Cries of pain: The word 'capitalism'

Autor: Steven G. Marks
Rok vydání: 2016
Předmět:
Popis: Throughout nineteenth-century Europe, industrialization and urbanization occurred rapidly and in tandem with wrenching socio-political transformation. Within several generations the continent experienced the disappearance of cottage craft industries and explosive demographic growth.

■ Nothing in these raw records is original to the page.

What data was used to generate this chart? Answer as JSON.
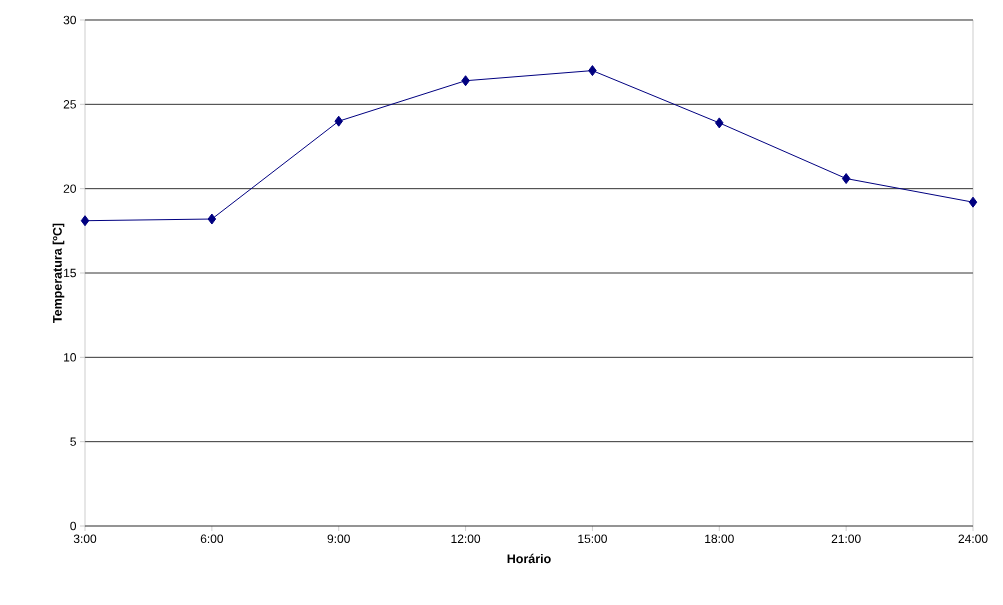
{
  "chart_data": {
    "type": "line",
    "xlabel": "Horário",
    "ylabel": "Temperatura [ºC]",
    "categories": [
      "3:00",
      "6:00",
      "9:00",
      "12:00",
      "15:00",
      "18:00",
      "21:00",
      "24:00"
    ],
    "series": [
      {
        "color": "#000080",
        "values": [
          18.1,
          18.2,
          24.0,
          26.4,
          27.0,
          23.9,
          20.6,
          19.2
        ]
      }
    ],
    "ylim": [
      0,
      30
    ],
    "yticks": [
      0,
      5,
      10,
      15,
      20,
      25,
      30
    ],
    "grid": "y",
    "marker": "diamond",
    "line_style": "solid"
  }
}
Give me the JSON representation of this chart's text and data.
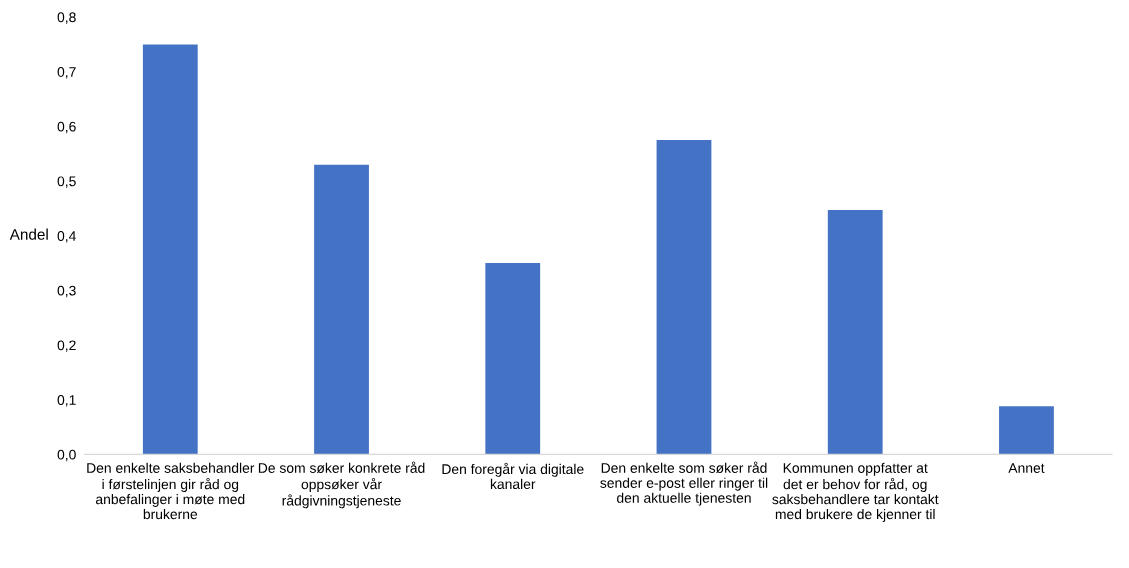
{
  "chart_data": {
    "type": "bar",
    "categories": [
      "Den enkelte saksbehandler\ni førstelinjen gir råd og\nanbefalinger i møte med\nbrukerne",
      "De som søker konkrete råd\noppsøker vår\nrådgivningstjeneste",
      "Den foregår via digitale\nkanaler",
      "Den enkelte som søker råd\nsender e-post eller ringer til\nden aktuelle tjenesten",
      "Kommunen oppfatter at\ndet er behov for råd, og\nsaksbehandlere tar kontakt\nmed brukere de kjenner til",
      "Annet"
    ],
    "values": [
      0.75,
      0.53,
      0.35,
      0.575,
      0.447,
      0.088
    ],
    "color": "#4472c4",
    "ylabel": "Andel",
    "ylim": [
      0,
      0.8
    ],
    "yticks": [
      {
        "value": 0,
        "label": "0,0"
      },
      {
        "value": 0.1,
        "label": "0,1"
      },
      {
        "value": 0.2,
        "label": "0,2"
      },
      {
        "value": 0.3,
        "label": "0,3"
      },
      {
        "value": 0.4,
        "label": "0,4"
      },
      {
        "value": 0.5,
        "label": "0,5"
      },
      {
        "value": 0.6,
        "label": "0,6"
      },
      {
        "value": 0.7,
        "label": "0,7"
      },
      {
        "value": 0.8,
        "label": "0,8"
      }
    ],
    "grid": false
  }
}
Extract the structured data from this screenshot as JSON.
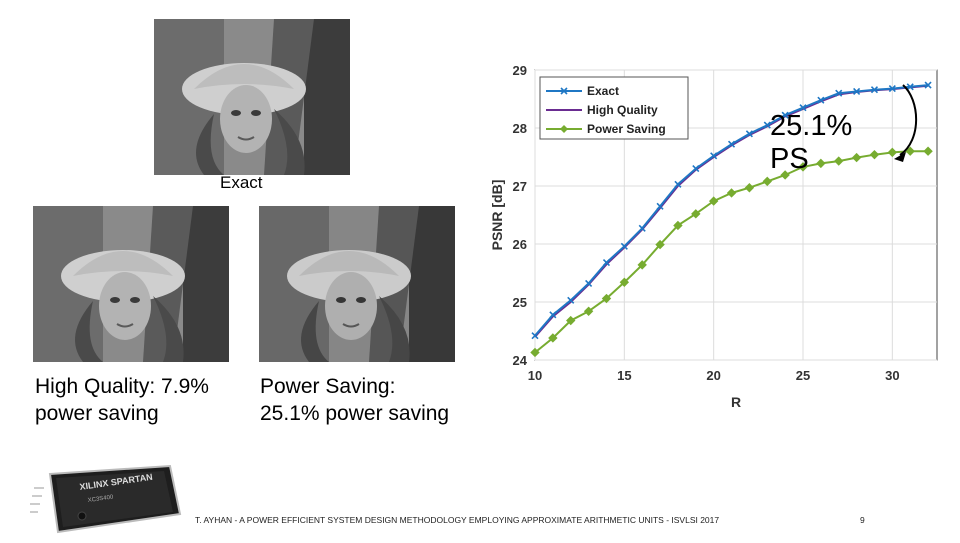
{
  "captions": {
    "exact": "Exact",
    "high_quality": "High Quality: 7.9% power saving",
    "power_saving": "Power Saving: 25.1% power saving"
  },
  "annotation": {
    "line1": "25.1%",
    "line2": "PS"
  },
  "footer": {
    "citation": "T. AYHAN - A POWER EFFICIENT SYSTEM DESIGN METHODOLOGY EMPLOYING APPROXIMATE ARITHMETIC UNITS - ISVLSI 2017",
    "page": "9"
  },
  "colors": {
    "exact": "#1f77c4",
    "high_quality": "#6a2c91",
    "power_saving": "#77ac30"
  },
  "chart_data": {
    "type": "line",
    "xlabel": "R",
    "ylabel": "PSNR [dB]",
    "xlim": [
      10,
      32.5
    ],
    "ylim": [
      24,
      29
    ],
    "xticks": [
      10,
      15,
      20,
      25,
      30
    ],
    "yticks": [
      24,
      25,
      26,
      27,
      28,
      29
    ],
    "grid": true,
    "legend_position": "top-left",
    "x": [
      10,
      11,
      12,
      13,
      14,
      15,
      16,
      17,
      18,
      19,
      20,
      21,
      22,
      23,
      24,
      25,
      26,
      27,
      28,
      29,
      30,
      31,
      32
    ],
    "series": [
      {
        "name": "Exact",
        "marker": "x",
        "values": [
          24.42,
          24.78,
          25.03,
          25.32,
          25.68,
          25.96,
          26.27,
          26.65,
          27.03,
          27.3,
          27.52,
          27.72,
          27.9,
          28.05,
          28.22,
          28.35,
          28.48,
          28.6,
          28.63,
          28.66,
          28.68,
          28.71,
          28.74
        ]
      },
      {
        "name": "High Quality",
        "marker": "none",
        "values": [
          24.4,
          24.75,
          25.0,
          25.3,
          25.65,
          25.94,
          26.25,
          26.62,
          27.0,
          27.28,
          27.5,
          27.7,
          27.88,
          28.03,
          28.2,
          28.33,
          28.46,
          28.58,
          28.62,
          28.65,
          28.67,
          28.7,
          28.73
        ]
      },
      {
        "name": "Power Saving",
        "marker": "diamond",
        "values": [
          24.13,
          24.38,
          24.68,
          24.84,
          25.06,
          25.34,
          25.64,
          25.99,
          26.32,
          26.52,
          26.74,
          26.88,
          26.97,
          27.08,
          27.19,
          27.33,
          27.39,
          27.43,
          27.49,
          27.54,
          27.58,
          27.6,
          27.6
        ]
      }
    ]
  }
}
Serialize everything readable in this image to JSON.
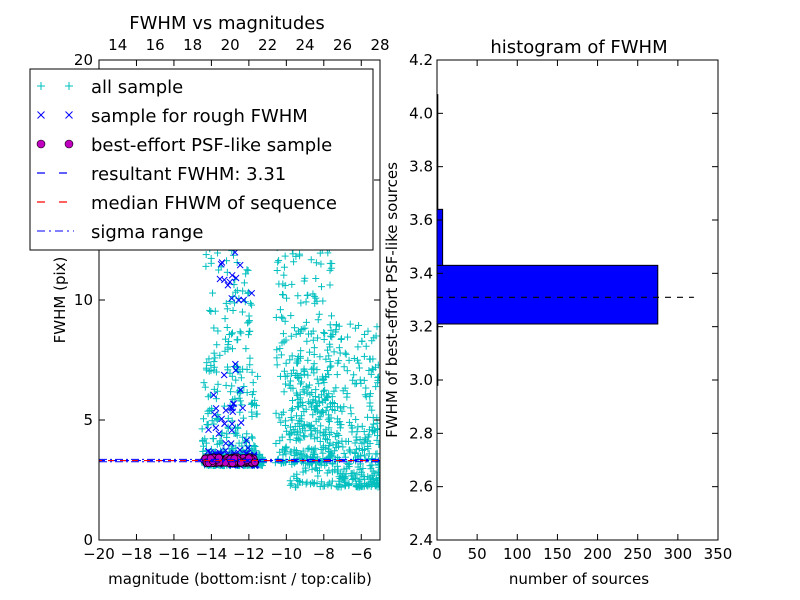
{
  "colors": {
    "all_sample": "#00bfbf",
    "rough_sample": "#0000ff",
    "psf_sample": "#bf00bf",
    "resultant": "#0000ff",
    "median": "#ff0000",
    "sigma": "#0000ff",
    "hist_bar": "#0000ff"
  },
  "chart_data": [
    {
      "type": "scatter",
      "title": "FWHM vs magnitudes",
      "xlabel": "magnitude (bottom:isnt / top:calib)",
      "ylabel": "FWHM (pix)",
      "xlim": [
        -20,
        -5
      ],
      "ylim": [
        0,
        20
      ],
      "xticks": [
        -20,
        -18,
        -16,
        -14,
        -12,
        -10,
        -8,
        -6
      ],
      "xtick_labels": [
        "−20",
        "−18",
        "−16",
        "−14",
        "−12",
        "−10",
        "−8",
        "−6"
      ],
      "yticks": [
        0,
        5,
        10,
        15,
        20
      ],
      "ytick_labels": [
        "0",
        "5",
        "10",
        "15",
        "20"
      ],
      "top_axis": {
        "xlim": [
          13,
          28
        ],
        "ticks": [
          14,
          16,
          18,
          20,
          22,
          24,
          26,
          28
        ],
        "tick_labels": [
          "14",
          "16",
          "18",
          "20",
          "22",
          "24",
          "26",
          "28"
        ]
      },
      "legend": {
        "placement": "upper-left",
        "entries": [
          "all sample",
          "sample for rough FWHM",
          "best-effort PSF-like sample",
          "resultant FWHM: 3.31",
          "median FHWM of sequence",
          "sigma range"
        ]
      },
      "series": [
        {
          "name": "all sample",
          "marker": "+",
          "clusters": [
            {
              "x": [
                -14.4,
                -11.2
              ],
              "y": [
                3.1,
                3.6
              ],
              "n": 260
            },
            {
              "x": [
                -14.5,
                -11.5
              ],
              "y": [
                3.6,
                7.0
              ],
              "n": 130
            },
            {
              "x": [
                -14.3,
                -11.8
              ],
              "y": [
                7.0,
                19.5
              ],
              "n": 160
            },
            {
              "x": [
                -10.6,
                -7.5
              ],
              "y": [
                3.2,
                16.5
              ],
              "n": 320
            },
            {
              "x": [
                -9.8,
                -5.0
              ],
              "y": [
                2.2,
                9.0
              ],
              "n": 340
            },
            {
              "x": [
                -8.0,
                -5.0
              ],
              "y": [
                2.2,
                5.0
              ],
              "n": 120
            }
          ]
        },
        {
          "name": "sample for rough FWHM",
          "marker": "x",
          "clusters": [
            {
              "x": [
                -14.3,
                -11.6
              ],
              "y": [
                3.1,
                3.6
              ],
              "n": 60
            },
            {
              "x": [
                -14.2,
                -12.0
              ],
              "y": [
                3.6,
                7.5
              ],
              "n": 35
            },
            {
              "x": [
                -13.6,
                -11.8
              ],
              "y": [
                10.0,
                12.5
              ],
              "n": 14
            }
          ]
        },
        {
          "name": "best-effort PSF-like sample",
          "marker": "o",
          "clusters": [
            {
              "x": [
                -14.4,
                -11.6
              ],
              "y": [
                3.2,
                3.45
              ],
              "n": 130
            }
          ]
        },
        {
          "name": "resultant FWHM: 3.31",
          "line": "dashed",
          "y": 3.31
        },
        {
          "name": "median FHWM of sequence",
          "line": "dashed",
          "y": 3.31
        },
        {
          "name": "sigma range",
          "line": "dashdot",
          "y": [
            3.26,
            3.36
          ]
        }
      ],
      "grid": false
    },
    {
      "type": "bar",
      "orientation": "horizontal",
      "title": "histogram of FWHM",
      "xlabel": "number of sources",
      "ylabel": "FWHM of best-effort PSF-like sources",
      "xlim": [
        0,
        350
      ],
      "ylim": [
        2.4,
        4.2
      ],
      "xticks": [
        0,
        50,
        100,
        150,
        200,
        250,
        300,
        350
      ],
      "yticks": [
        2.4,
        2.6,
        2.8,
        3.0,
        3.2,
        3.4,
        3.6,
        3.8,
        4.0,
        4.2
      ],
      "ytick_labels": [
        "2.4",
        "2.6",
        "2.8",
        "3.0",
        "3.2",
        "3.4",
        "3.6",
        "3.8",
        "4.0",
        "4.2"
      ],
      "bins": [
        {
          "y0": 2.98,
          "y1": 3.21,
          "count": 1
        },
        {
          "y0": 3.21,
          "y1": 3.43,
          "count": 275
        },
        {
          "y0": 3.43,
          "y1": 3.64,
          "count": 7
        },
        {
          "y0": 3.64,
          "y1": 4.07,
          "count": 1
        }
      ],
      "reference_line": {
        "y": 3.31,
        "x_range": [
          0,
          320
        ],
        "style": "dashed"
      },
      "grid": false
    }
  ]
}
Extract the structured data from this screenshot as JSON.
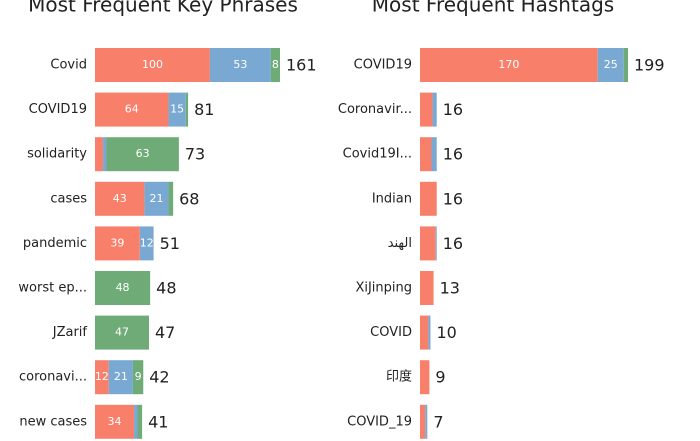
{
  "chart_data": [
    {
      "type": "stacked-bar-h",
      "title": "Most Frequent Key Phrases",
      "categories": [
        "Covid",
        "COVID19",
        "solidarity",
        "cases",
        "pandemic",
        "worst ep...",
        "JZarif",
        "coronavi...",
        "new cases"
      ],
      "series": [
        {
          "color": "#f8806b",
          "values": [
            100,
            64,
            7,
            43,
            39,
            0,
            0,
            12,
            34
          ]
        },
        {
          "color": "#79a9d2",
          "values": [
            53,
            15,
            3,
            21,
            12,
            0,
            0,
            21,
            3
          ]
        },
        {
          "color": "#6eab76",
          "values": [
            8,
            2,
            63,
            4,
            0,
            48,
            47,
            9,
            4
          ]
        }
      ],
      "totals": [
        161,
        81,
        73,
        68,
        51,
        48,
        47,
        42,
        41
      ]
    },
    {
      "type": "stacked-bar-h",
      "title": "Most Frequent Hashtags",
      "categories": [
        "COVID19",
        "Coronavir...",
        "Covid19I...",
        "Indian",
        "الهند",
        "XiJinping",
        "COVID",
        "印度",
        "COVID_19"
      ],
      "series": [
        {
          "color": "#f8806b",
          "values": [
            170,
            12,
            11,
            16,
            15,
            13,
            8,
            9,
            5
          ]
        },
        {
          "color": "#79a9d2",
          "values": [
            25,
            4,
            5,
            0,
            1,
            0,
            2,
            0,
            2
          ]
        },
        {
          "color": "#6eab76",
          "values": [
            4,
            0,
            0,
            0,
            0,
            0,
            0,
            0,
            0
          ]
        }
      ],
      "totals": [
        199,
        16,
        16,
        16,
        16,
        13,
        10,
        9,
        7
      ]
    }
  ]
}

Peasants fled their overcrowded farming villages for the shanty towns and tenements of big cities that were bursting at the seams but offered employment in factories, workshops, and retail stores. In the nineteenth century, that could seem a mixed blessing because of the lack of sanitation, the ubiquity of vermin, and the pollution: the inhabitants of Hamburg, Germany, saw “everything as if through a veil, for the smoke from a thousand chimneys spread over everything like a drifting mist.” To go from being a mainly farming society to a mainly industrial and urban one was a jarring shift in the extreme. Polarities of wealth were severe in the new metropolises, and, for many societies undergoing industrialization for the first time, for at least a generation the wages and living standard of workers were as likely to decline as improve. This is the general context in which the word “capitalism” emerged. Unlike the word “capital,” which dates to ancient Rome, and “capitalist,” which was coined in mid-seventeenth-century Holland and Germany, “capitalism” is of relatively recent vintage. Before the mid-nineteenth century it appeared scattershot in the European and American press. Its consistent usage commenced in 1850, beginning with this passage by French socialist Louis Blanc in the ninth edition of his book The Organization of Labor : “What I would call capitalism … [is] the appropriation of capital by the few, to the exclusion of the many.” “Capitalism,” he continues, is “the mortal enemy” of those who would make capital – “the hen that lays the golden egg” – accessible to the masses. Later that same year, the anarchist-socialist Pierre-Joseph Proudhon mentioned the word in his personal correspondence, and in 1857 it made its appearance in one of his pamphlets. It makes sense that the word would have arisen in France in that time period: “socialism,” “communism,” and “liberalism” were coined there earlier in the century; adding “ism” to French words had become a natural linguistic reflex in the highly politicized atmosphere of class tensions and ideological conflict following the revolutions of 1789, 1830, and now 1848.